When dawn breaks tomorrow, 25 April, Australians and our neighbours in New Zealand will commemorate the 110th anniversary of the infamous landing at Gallipoli.
Of course, we also remember every Australian who has served our country in battle and in peacekeeping missions in conflicts around the world in the years since.
As we know all too well, too many of them did not come home. Many others returned with injuries and trauma that stayed with them for the rest of their lives.
Over the years, Bairnsdale Regional Health Service has helped to care for some of those veterans.
One of those veterans was one of our own, Sister Alice Bull.

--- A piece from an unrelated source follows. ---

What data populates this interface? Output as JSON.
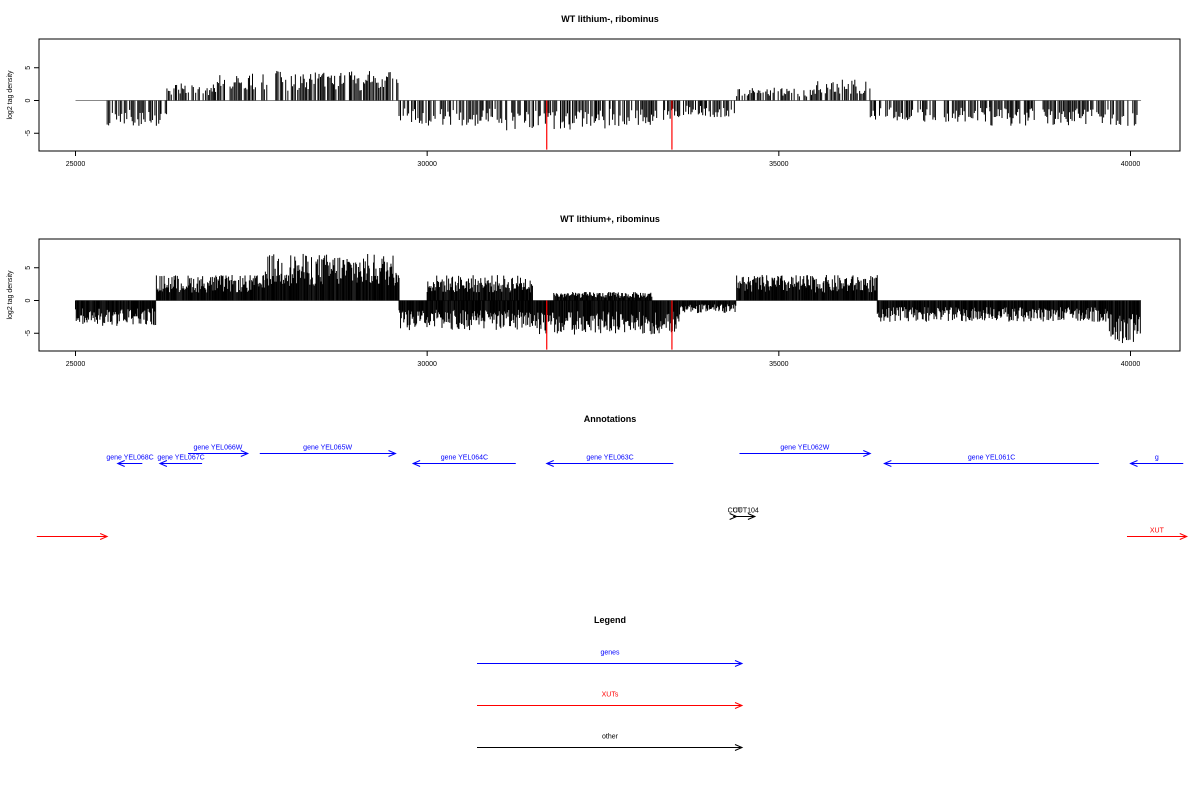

Alice was born to pioneering Bairnsdale residents Joseph and Elizabeth Bull in 1881 and trained at Bairnsdale Hospital.
Less than three months after the Gallipoli landing, on 14 July 1915, Alice answered the call at age 36 and enlisted in the Australian Army Nursing Service, embarking for Europe from Melbourne three days later.

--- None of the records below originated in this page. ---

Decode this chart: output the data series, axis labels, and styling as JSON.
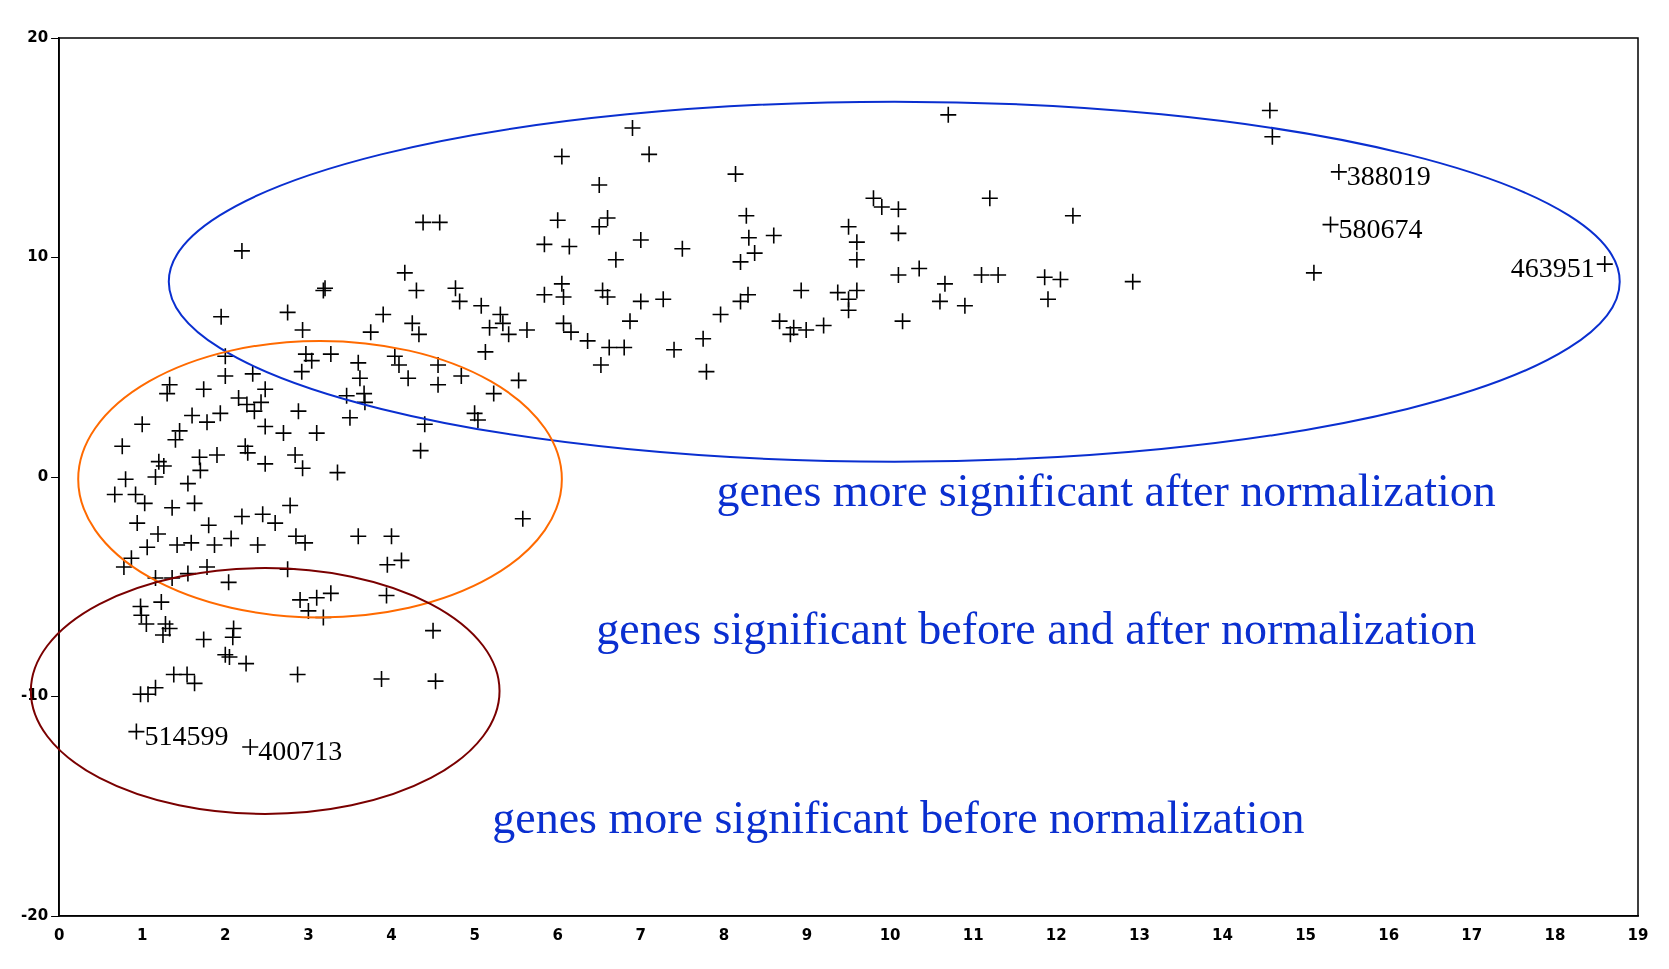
{
  "chart_data": {
    "type": "scatter",
    "color": "#000000",
    "marker": "cross",
    "x": [
      14.57,
      14.6,
      15.4,
      15.3,
      15.1,
      18.6,
      10.7,
      6.9,
      7.1,
      6.05,
      6.5,
      8.14,
      11.2,
      12.2,
      9.8,
      9.9,
      10.1,
      8.27,
      6.0,
      6.6,
      6.5,
      9.5,
      10.1,
      8.6,
      9.6,
      8.3,
      7.0,
      5.84,
      6.14,
      7.5,
      8.37,
      8.2,
      6.7,
      9.6,
      4.38,
      4.58,
      2.2,
      4.16,
      4.3,
      3.2,
      3.18,
      4.77,
      4.82,
      3.9,
      1.95,
      2.75,
      2.93,
      4.25,
      4.33,
      3.75,
      5.08,
      5.31,
      5.34,
      5.18,
      5.13,
      5.53,
      5.41,
      5.63,
      5.84,
      6.05,
      6.07,
      6.07,
      6.16,
      6.36,
      6.54,
      6.6,
      6.52,
      6.62,
      6.8,
      6.87,
      7.0,
      7.27,
      7.4,
      7.75,
      7.79,
      7.96,
      8.2,
      8.29,
      8.67,
      8.8,
      8.84,
      8.99,
      8.93,
      9.2,
      9.37,
      9.5,
      9.5,
      9.6,
      10.1,
      10.35,
      10.15,
      10.66,
      10.6,
      10.9,
      11.1,
      11.3,
      11.86,
      11.9,
      12.05,
      12.92,
      1.33,
      1.3,
      1.0,
      0.76,
      0.67,
      0.8,
      1.2,
      1.16,
      1.26,
      1.4,
      1.45,
      1.6,
      1.78,
      1.94,
      2.0,
      2.0,
      2.16,
      2.26,
      2.35,
      2.43,
      2.48,
      2.33,
      2.7,
      2.88,
      2.97,
      2.92,
      3.04,
      3.27,
      3.6,
      3.68,
      3.5,
      3.1,
      3.35,
      2.84,
      2.93,
      2.48,
      2.27,
      1.9,
      1.7,
      1.55,
      1.63,
      1.36,
      1.03,
      0.92,
      0.94,
      1.06,
      1.19,
      1.42,
      1.59,
      1.8,
      1.87,
      2.07,
      2.2,
      2.45,
      2.39,
      2.6,
      2.78,
      2.85,
      2.96,
      2.75,
      2.9,
      3.1,
      3.27,
      3.0,
      3.18,
      3.6,
      4.0,
      3.95,
      4.12,
      3.94,
      2.04,
      1.78,
      1.55,
      1.36,
      1.16,
      0.78,
      0.87,
      1.23,
      0.98,
      0.99,
      1.05,
      1.28,
      1.25,
      1.33,
      1.74,
      2.1,
      2.09,
      2.0,
      2.05,
      2.25,
      2.87,
      3.88,
      4.53,
      4.5,
      1.38,
      1.54,
      1.63,
      1.16,
      1.07,
      0.98,
      0.93,
      2.3,
      4.35,
      4.4,
      4.04,
      4.09,
      4.2,
      4.56,
      4.56,
      4.84,
      5.0,
      5.04,
      5.23,
      5.58,
      3.46,
      3.67,
      3.62,
      2.24,
      2.48,
      1.74,
      1.69
    ],
    "values": [
      16.7,
      15.5,
      13.9,
      11.5,
      9.3,
      9.7,
      16.5,
      15.9,
      14.7,
      14.6,
      13.3,
      13.8,
      12.7,
      11.9,
      12.7,
      12.3,
      12.2,
      11.9,
      11.7,
      11.8,
      11.4,
      11.4,
      11.1,
      11.0,
      10.7,
      10.9,
      10.8,
      10.6,
      10.5,
      10.4,
      10.2,
      9.8,
      9.9,
      9.9,
      11.6,
      11.6,
      10.3,
      9.3,
      8.5,
      8.6,
      8.5,
      8.6,
      8.0,
      7.4,
      7.3,
      7.5,
      6.7,
      7.0,
      6.5,
      6.6,
      7.8,
      7.4,
      7.0,
      6.8,
      5.7,
      4.4,
      6.5,
      6.7,
      8.3,
      8.8,
      8.2,
      7.0,
      6.6,
      6.2,
      8.5,
      8.2,
      5.1,
      5.9,
      5.9,
      7.1,
      8.0,
      8.1,
      5.8,
      6.3,
      4.8,
      7.4,
      8.0,
      8.3,
      7.1,
      6.5,
      6.8,
      6.7,
      8.5,
      6.9,
      8.4,
      7.6,
      8.1,
      8.5,
      9.2,
      9.5,
      7.1,
      8.8,
      8.0,
      7.8,
      9.2,
      9.2,
      9.1,
      8.1,
      9.0,
      8.9,
      4.2,
      3.8,
      2.4,
      1.4,
      -0.8,
      -0.1,
      0.7,
      0,
      0.5,
      1.7,
      2.1,
      2.8,
      2.5,
      2.9,
      5.5,
      4.6,
      3.6,
      3.3,
      3.0,
      3.4,
      4.0,
      4.7,
      2.0,
      3.0,
      5.6,
      4.8,
      5.3,
      5.6,
      5.2,
      3.4,
      2.7,
      2.0,
      0.2,
      1.0,
      0.4,
      0.6,
      1.1,
      1.0,
      0.3,
      -0.3,
      -1.2,
      -1.4,
      -1.2,
      -0.8,
      -2.1,
      -3.2,
      -2.6,
      -3.1,
      -3.0,
      -2.2,
      -3.1,
      -2.8,
      -1.8,
      -1.7,
      -3.1,
      -2.1,
      -1.3,
      -2.7,
      -3.0,
      -4.2,
      -5.6,
      -5.5,
      -5.3,
      -6.1,
      -6.4,
      -2.7,
      -2.7,
      -4.0,
      -3.8,
      -5.4,
      -4.8,
      -4.1,
      -4.4,
      -4.6,
      -4.6,
      -4.1,
      -3.7,
      -5.7,
      -5.9,
      -6.3,
      -6.7,
      -6.7,
      -7.2,
      -6.9,
      -7.4,
      -6.9,
      -7.3,
      -8.1,
      -8.2,
      -8.5,
      -9.0,
      -9.2,
      -9.3,
      -7.0,
      -9.0,
      -9.0,
      -9.4,
      -9.6,
      -9.9,
      -9.9,
      -11.6,
      -12.3,
      1.2,
      2.4,
      5.5,
      5.1,
      4.5,
      4.2,
      5.1,
      4.6,
      2.9,
      2.6,
      3.8,
      -1.9,
      3.7,
      3.8,
      4.5,
      1.4,
      2.3,
      4.0,
      0.9
    ],
    "xlim": [
      0,
      19
    ],
    "xticks": [
      0,
      1,
      2,
      3,
      4,
      5,
      6,
      7,
      8,
      9,
      10,
      11,
      12,
      13,
      14,
      15,
      16,
      17,
      18,
      19
    ],
    "ylim": [
      -20,
      20
    ],
    "yticks": [
      -20,
      -10,
      0,
      10,
      20
    ],
    "annotations": [
      {
        "text": "388019",
        "x": 15.4,
        "y": 13.9
      },
      {
        "text": "580674",
        "x": 15.3,
        "y": 11.5
      },
      {
        "text": "463951",
        "x": 18.6,
        "y": 9.7
      },
      {
        "text": "514599",
        "x": 0.93,
        "y": -11.6
      },
      {
        "text": "400713",
        "x": 2.3,
        "y": -12.3
      },
      "genes more significant after normalization",
      "genes significant before and after normalization",
      "genes more significant before normalization"
    ]
  }
}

There is little information on her war service, but it is known that she served on the hospital ship Kanowna in England and France.
She returned briefly to Bairnsdale on a furlough in March 1916, where she received a warm welcome along with another Bairnsdale nurse, Agnes Jackson.
This furlough may have been to recuperate from a bout of typhoid she suffered overseas.
In 1918, she also contracted influenza. It is unclear if this was the highly contagious Spanish Flu, which swept the world in 1918 and 1919, killing up to 20 million people.
Alice Bull came home in January 1919. Six months later, she was discharged as medically unfit.
She continued to work, however, managing a private hospital in Bairnsdale with Nurse Jackson, taking over in November 1924.
Later in her life, Alice Bull moved to Perth and lived in the suburb of Mount Pleasant.
The Gippsland Times reported that she died in Perth on 24 July 1951, aged 76.
On this Anzac Day, everyone at BRHS offers the sincerest thanks to Alice Bull, all who served and and those serving Australia right now for their sacrifice. Lest we forget.